O nosso comportamento é orientado pela nossa visão da realidade, a partir de experiências vividas, mas também da comunicação com quem nos rodeia. Assim, as ideias pré-concebidas, os estereótipos, as expressões populares, os mitos e crenças colectivos são exemplos de representações. Para a Psicologia Social não é importante saber se uma representação é falsa ou verdadeira. Aliás, ela possui as duas características: i) é falsa porque, sendo uma representação, nunca diz exactamente o que é, na realidade, o objecto; ii) é verdadeira porque, para o sujeito, constitui um tipo de conhecimento válido, a partir do qual pode orientar as suas acções (Mannoni, cit. por Oliveira, 2011).
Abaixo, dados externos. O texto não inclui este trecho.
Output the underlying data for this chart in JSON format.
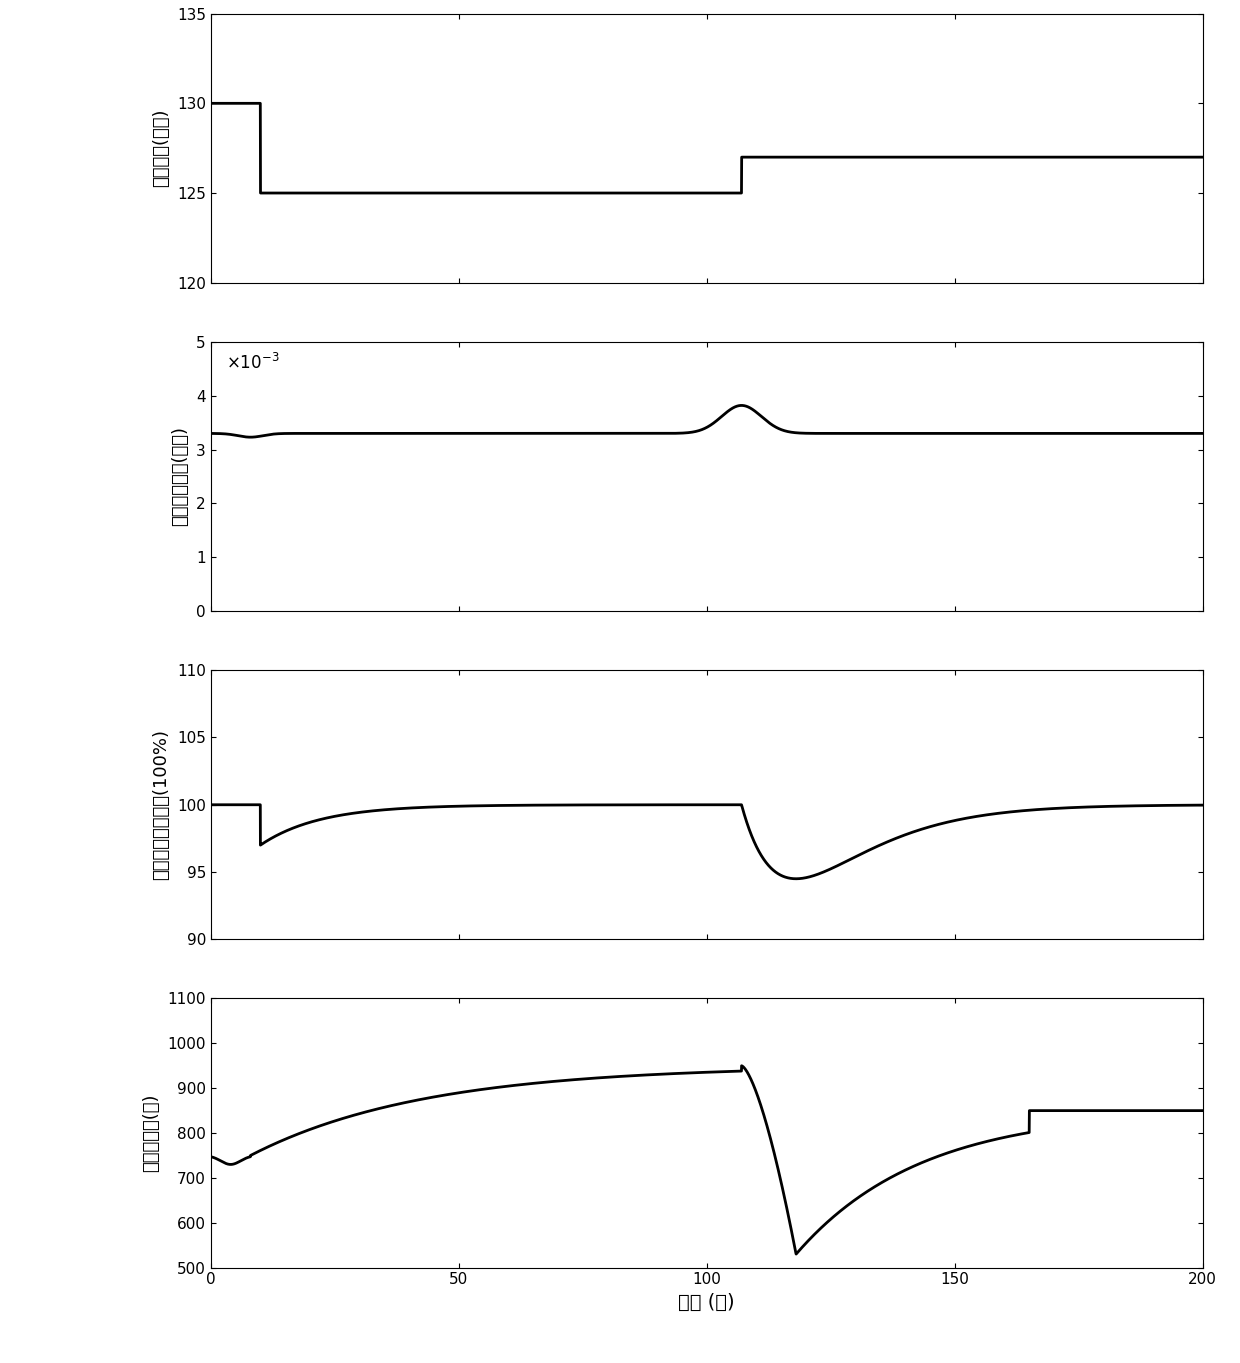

Talvez seja por isso que não conseguimos deixar de produzir representações: ―nous avons toujours besoin de savoir à quoi nous en tenir avec le monde qui nous entoure. Il faut bien s‘y ajuster, s‘y conduire, le maîtriser physique ou intellectuellement, identifier et résoudre les problèmes qu‘il pose‖ (Jodelet, 1997 : 47).

Em suma, em função da nossa história pessoal – que, por sua vez, se construiu em interacção com os outros (família, escola, comunicação social, por exemplo) – produzimos constantemente representações que são fruto das nossas vivências, valores ou saberes. Ou seja, ―as regras sociais resultam de um processo de produção complexo, sujeito a uma diversidade de constrangimentos individuais e colectivos, mas com um vínculo de pessoalidade não negligenciável, visto que aos sujeitos é reconhecida a capacidade de processar e reconstruir todos estes dados‖ (Oliveira, 2011: 139).
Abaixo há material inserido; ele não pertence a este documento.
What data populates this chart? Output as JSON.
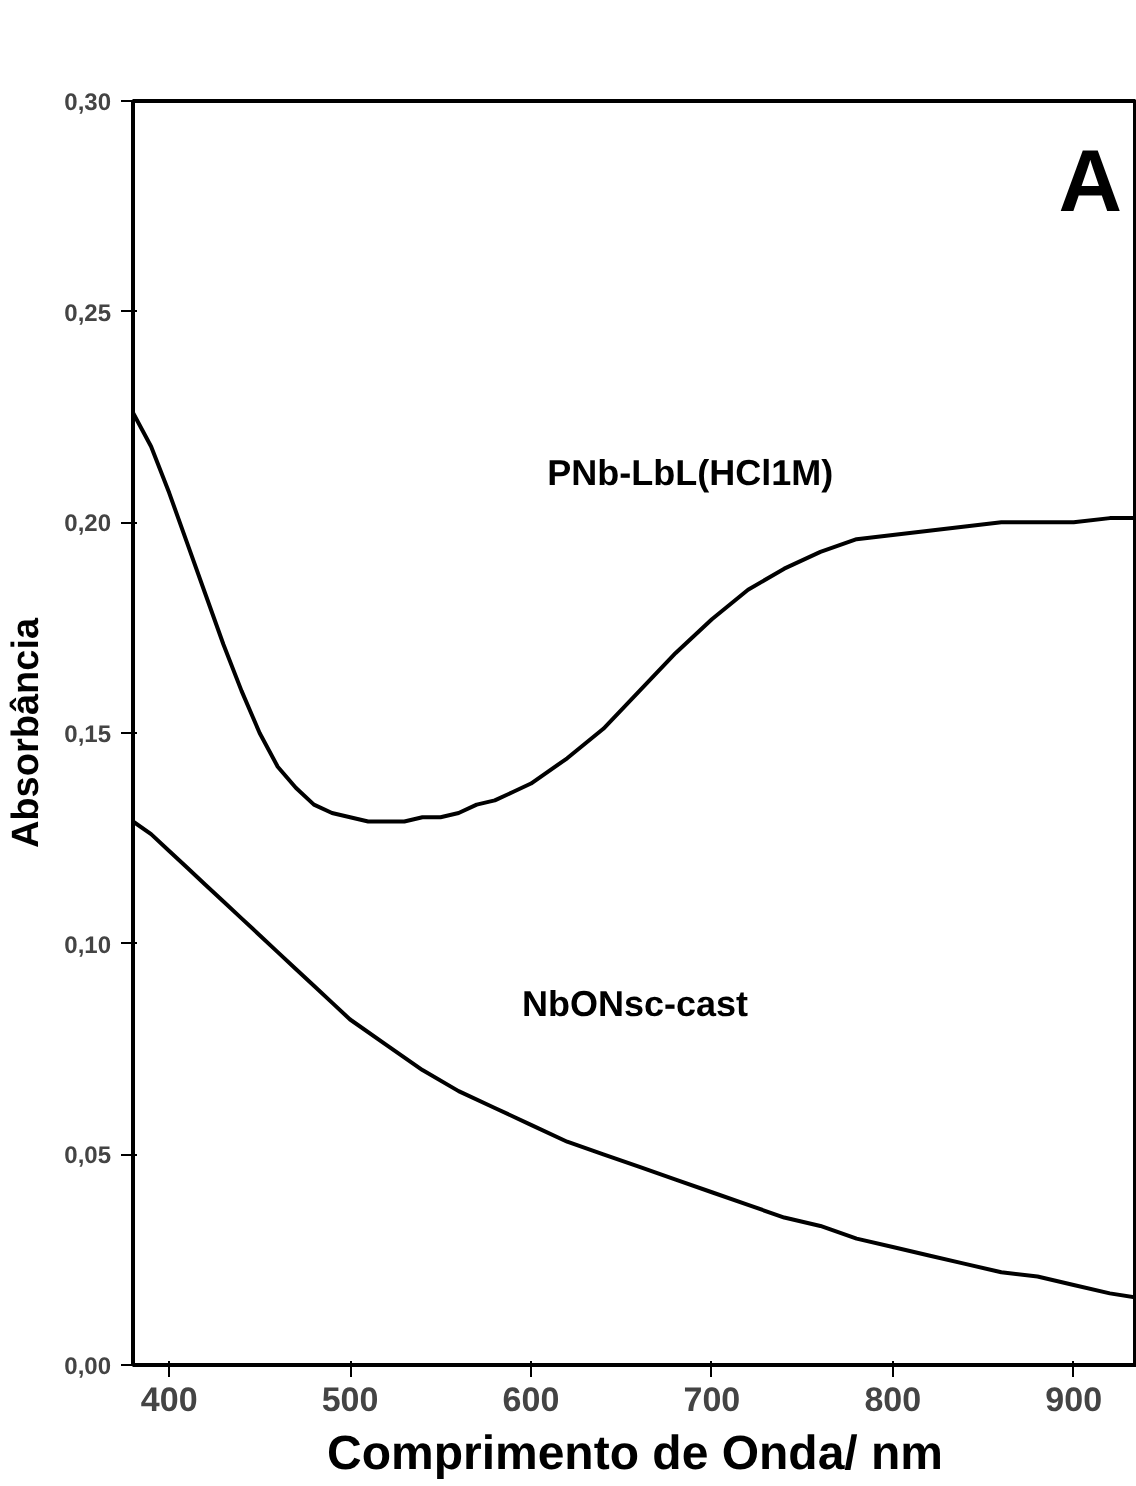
{
  "chart_data": {
    "type": "line",
    "xlabel": "Comprimento de Onda/ nm",
    "ylabel": "Absorbância",
    "xlim": [
      380,
      935
    ],
    "ylim": [
      0,
      0.3
    ],
    "xticks": [
      400,
      500,
      600,
      700,
      800,
      900
    ],
    "yticks": [
      {
        "value": 0,
        "label": "0,00"
      },
      {
        "value": 0.05,
        "label": "0,05"
      },
      {
        "value": 0.1,
        "label": "0,10"
      },
      {
        "value": 0.15,
        "label": "0,15"
      },
      {
        "value": 0.2,
        "label": "0,20"
      },
      {
        "value": 0.25,
        "label": "0,25"
      },
      {
        "value": 0.3,
        "label": "0,30"
      }
    ],
    "grid": false,
    "line_style": "solid",
    "marker": "none",
    "annotations": [
      "A",
      "PNb-LbL(HCl1M)",
      "NbONsc-cast"
    ],
    "series": [
      {
        "color": "#000000",
        "x": [
          380,
          390,
          400,
          410,
          420,
          430,
          440,
          450,
          460,
          470,
          480,
          490,
          500,
          510,
          520,
          530,
          540,
          550,
          560,
          570,
          580,
          590,
          600,
          620,
          640,
          660,
          680,
          700,
          720,
          740,
          760,
          780,
          800,
          820,
          840,
          860,
          880,
          900,
          920,
          935
        ],
        "values": [
          0.226,
          0.218,
          0.207,
          0.195,
          0.183,
          0.171,
          0.16,
          0.15,
          0.142,
          0.137,
          0.133,
          0.131,
          0.13,
          0.129,
          0.129,
          0.129,
          0.13,
          0.13,
          0.131,
          0.133,
          0.134,
          0.136,
          0.138,
          0.144,
          0.151,
          0.16,
          0.169,
          0.177,
          0.184,
          0.189,
          0.193,
          0.196,
          0.197,
          0.198,
          0.199,
          0.2,
          0.2,
          0.2,
          0.201,
          0.201
        ]
      },
      {
        "color": "#000000",
        "x": [
          380,
          390,
          400,
          410,
          420,
          430,
          440,
          450,
          460,
          470,
          480,
          490,
          500,
          520,
          540,
          560,
          580,
          600,
          620,
          640,
          660,
          680,
          700,
          720,
          740,
          760,
          780,
          800,
          820,
          840,
          860,
          880,
          900,
          920,
          935
        ],
        "values": [
          0.129,
          0.126,
          0.122,
          0.118,
          0.114,
          0.11,
          0.106,
          0.102,
          0.098,
          0.094,
          0.09,
          0.086,
          0.082,
          0.076,
          0.07,
          0.065,
          0.061,
          0.057,
          0.053,
          0.05,
          0.047,
          0.044,
          0.041,
          0.038,
          0.035,
          0.033,
          0.03,
          0.028,
          0.026,
          0.024,
          0.022,
          0.021,
          0.019,
          0.017,
          0.016
        ]
      }
    ]
  }
}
Sendo resultado da consciência individual e, ao mesmo tempo, colectiva da sociedade, as representações ditam afinidades ou incompatibilidades entre os indivíduos, contribuindo para esbater ou aumentar as fronteiras sociais: ―partilhar representações é pertencer a um grupo, o que faz das representações uma forma de identidade social‖ (Oliveira, 2011: 139-140).

Como já referimos, a Didáctica das Línguas vai buscar o conceito de representações à Psicologia Social. Assim, surge (confrontar, por exemplo, Galisson & Puren, 1999) a convicção de que é necessário partir das ideias prévias dos alunos (bem como dos professores, pais ou outros agentes educativos) para as desconstruir. Só assim o novo saber

62 tem condições para ser assimilado. É, portanto, importante ter consciência da existência das representações, uma vez que os estereótipos, se não forem identificados e desconstruídos, podem constituir um obstáculo à aprendizagem eficaz de uma língua, tal como à comunicação efectiva.
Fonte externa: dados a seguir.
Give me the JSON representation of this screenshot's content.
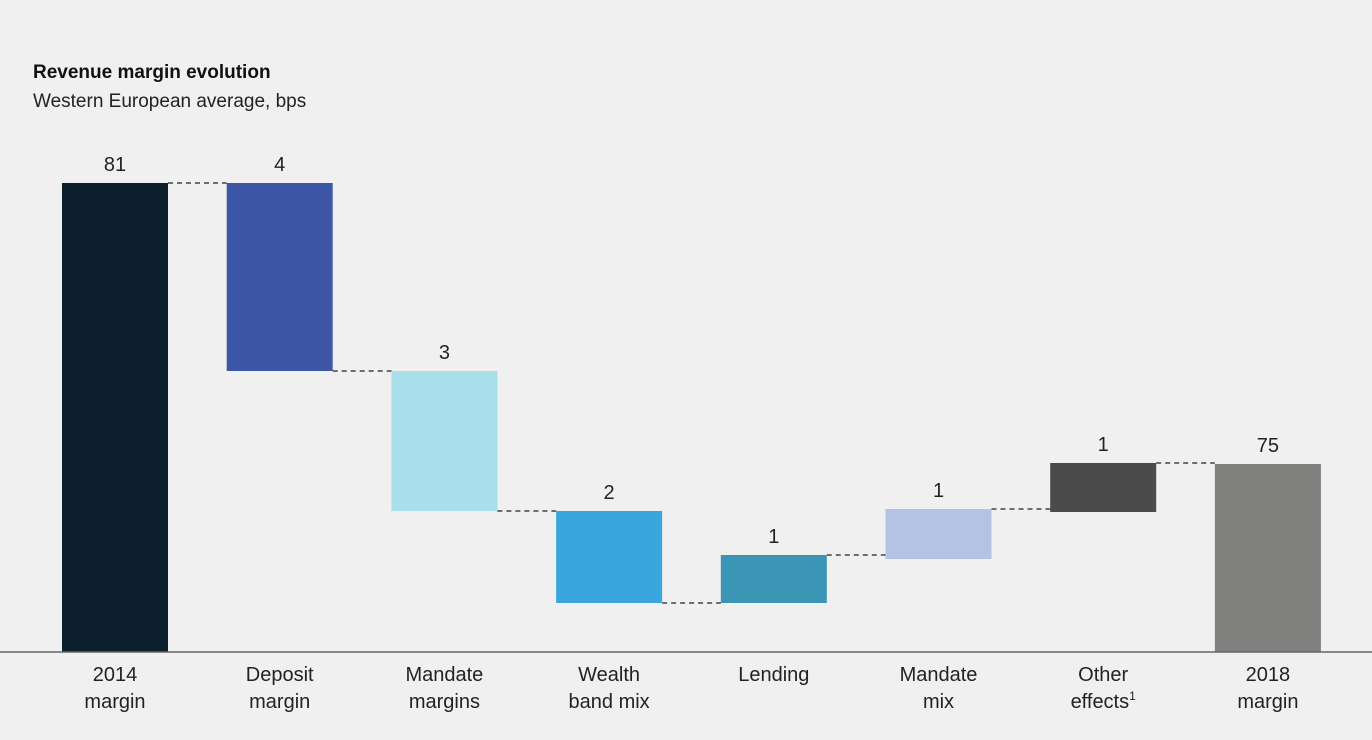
{
  "chart_data": {
    "type": "bar",
    "subtype": "waterfall",
    "title": "Revenue margin evolution",
    "subtitle": "Western European average, bps",
    "categories": [
      {
        "lines": [
          "2014",
          "margin"
        ],
        "sup": ""
      },
      {
        "lines": [
          "Deposit",
          "margin"
        ],
        "sup": ""
      },
      {
        "lines": [
          "Mandate",
          "margins"
        ],
        "sup": ""
      },
      {
        "lines": [
          "Wealth",
          "band mix"
        ],
        "sup": ""
      },
      {
        "lines": [
          "Lending"
        ],
        "sup": ""
      },
      {
        "lines": [
          "Mandate",
          "mix"
        ],
        "sup": ""
      },
      {
        "lines": [
          "Other",
          "effects"
        ],
        "sup": "1"
      },
      {
        "lines": [
          "2018",
          "margin"
        ],
        "sup": ""
      }
    ],
    "labels": [
      "81",
      "4",
      "3",
      "2",
      "1",
      "1",
      "1",
      "75"
    ],
    "bars": [
      {
        "kind": "total",
        "start": 0,
        "end": 81,
        "color": "#0b1f2d"
      },
      {
        "kind": "decrease",
        "start": 81,
        "end": 77,
        "color": "#3d57a6"
      },
      {
        "kind": "decrease",
        "start": 77,
        "end": 74,
        "color": "#a9dfea"
      },
      {
        "kind": "decrease",
        "start": 74,
        "end": 72,
        "color": "#39a7dd"
      },
      {
        "kind": "increase",
        "start": 72,
        "end": 73,
        "color": "#3b95b5"
      },
      {
        "kind": "increase",
        "start": 73,
        "end": 74,
        "color": "#b3c3e5"
      },
      {
        "kind": "increase",
        "start": 74,
        "end": 75,
        "color": "#4b4b4b"
      },
      {
        "kind": "total",
        "start": 0,
        "end": 75,
        "color": "#80807f"
      }
    ],
    "connectors": "dashed",
    "grid": false,
    "legend": "none"
  }
}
Numa aula de Língua e Cultura Estrangeira, as representações passam, consciente ou inconscientemente, no discurso, quando os indivíduos falam na ou sobre a língua. Ter disso consciência é o primeiro passo para desmontar os mecanismos linguísticos e os estereótipos culturais que perpassam pelo nosso discurso. A educação para a interculturalidade deve, então, passar pelo conhecimento das representações prévias do sujeito face a Si próprio e face ao Outro, face às línguas e face aos que as falam. Saber reconhecer e rentabilizar as representações para a situação-aula é, pois, uma mais-valia, uma vez que as representações sobre uma língua ou cultura (ou ainda sobre os falantes) condicionam a forma como o aluno vai aprender essa língua e essa cultura.

Cientes da complexidade deste conceito, ao reflectirmos sobre as representações prévias dos professores de Francês em formação inicial na FLUP tivemos em conta a possibilidade de as representações individuais, relativas a cada estagiário, reflectirem uma coesão social comum a um grupo de estagiários que partilhavam afinidades, tais como o mesmo modelo de formação, o facto de terem filhos, morarem longe da família, terem profissões paralelas ou estarem a realizar o estágio pela segunda vez.